The similarities effectively end there, though both do feature a degree of mystery and otherworldliness. Where Control is a twitching, unnerving journey, Astral Chain takes a more melodramatic, action-heavy approach to the telling of its anime-inflected story.

You play as a silent protagonist, one of two twins graduating into the police force of The Ark, a megacity that stands as humanity’s last refuge from apocalyptic events. Except those events are ongoing, with invasions of “Chimeric” monstrosities a regular occurrence.

A sprawling, largely pointless cast of other police officers and support functionaries is soon introduced, variously taking their places as item vendors and side-quest prompters, but the core relationship presented is with your other twin, Akira, who is vocal and sassy in comparison to your silence. That lack of voice is a frustrating neutering of much of the narrative’s potential.

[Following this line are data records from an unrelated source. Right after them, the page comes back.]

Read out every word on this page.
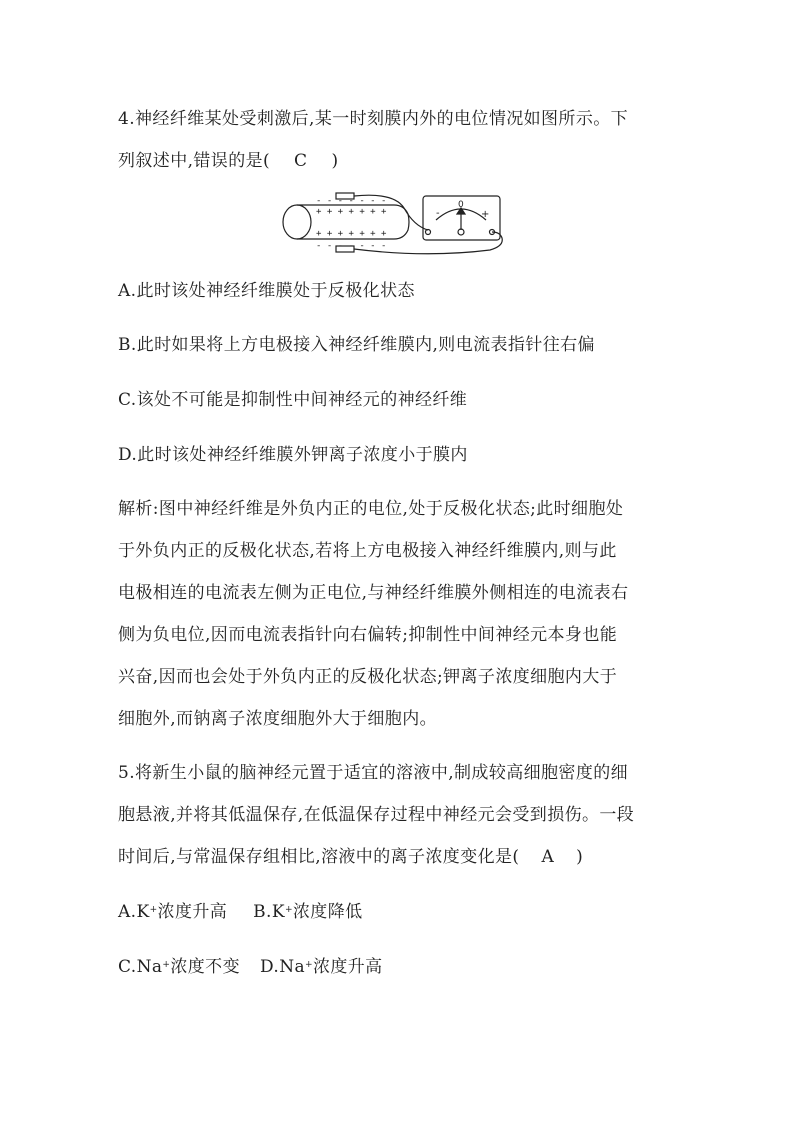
4.神经纤维某处受刺激后,某一时刻膜内外的电位情况如图所示。下
列叙述中,错误的是( C )
0
-	+
+ + + + + + +
- - - - - - -
+ + + + + + +
- - - - - - -
A.此时该处神经纤维膜处于反极化状态
B.此时如果将上方电极接入神经纤维膜内,则电流表指针往右偏
C.该处不可能是抑制性中间神经元的神经纤维
D.此时该处神经纤维膜外钾离子浓度小于膜内
解析:图中神经纤维是外负内正的电位,处于反极化状态;此时细胞处
于外负内正的反极化状态,若将上方电极接入神经纤维膜内,则与此
电极相连的电流表左侧为正电位,与神经纤维膜外侧相连的电流表右
侧为负电位,因而电流表指针向右偏转;抑制性中间神经元本身也能
兴奋,因而也会处于外负内正的反极化状态;钾离子浓度细胞内大于
细胞外,而钠离子浓度细胞外大于细胞内。
5.将新生小鼠的脑神经元置于适宜的溶液中,制成较高细胞密度的细
胞悬液,并将其低温保存,在低温保存过程中神经元会受到损伤。一段
时间后,与常温保存组相比,溶液中的离子浓度变化是( A )
A.K+浓度升高 B.K+浓度降低
C.Na+浓度不变 D.Na+浓度升高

The core question in Astral Chain is the obvious one – which nefarious beard-stroking devil is unleashing these monsters, damnit? The police can fight back against chimeras with the help of their own tame versions of these beasties, called Legions – controlled via the title’s astral chain.

You’re soon left as the only effective Legion-wrangler, slowly growing a collection of Legions to control in Astral Chain‘s combat. This double system is the game’s heart – developers Platinum Games are veterans of Bayonetta‘s sprightly combat, and know their stuff.

You control your officer, and you control your chosen Legion, with twists of both analogue sticks, timed button presses and improvisation. It’s all handled intuitively, and has that classic feeling of a system with satisfying surface-level play and frightening depths for those who truly fall for it.

Battles of varying scales alternate with sections of detective work, to form Astral Chain‘s main rhythm. This means searching for clues and piecing details together around crime scenes and neighbourhoods. The addition of an Arkham Asylum-style detective vision means there’s basically no challenge to this, culminating in a simple memory test that’s sadly underbaked. For a detective game, there’s no detecting to be had, and the recycling of locations gets old quickly.

Over the course of 11 chapters, the story unfolds at turns glacially and then rapidly, and is, unfortunately, only a slight improvement on Platinum’s efforts with Bayonetta and her pals. Nier: Automata may well have been a considered tale of autonomy and ethics, but Astral Chain is camp nonsense.

This isn’t a total crime, of course – it knows it’s not profound to at least some degree, and generally doesn’t foist the story on you at truly awful lengths. It’s still underwhelming, though, and rumours of planned sequels are cause for apathy if the writing is to remain as cliched and predictable. It’s that predictability that’s so odd. Opening scenes are framed so amateurishly that it would be a true challenge not to immediately know who the overall baddie is at that stage.

If you’re in the market for a new combat system to get to grips with, and if replaying sections to earn perfect performance scores is a vice of yours, then by all means give Astral Chain a run-out. It’s a shame that this is basically the limit of its power.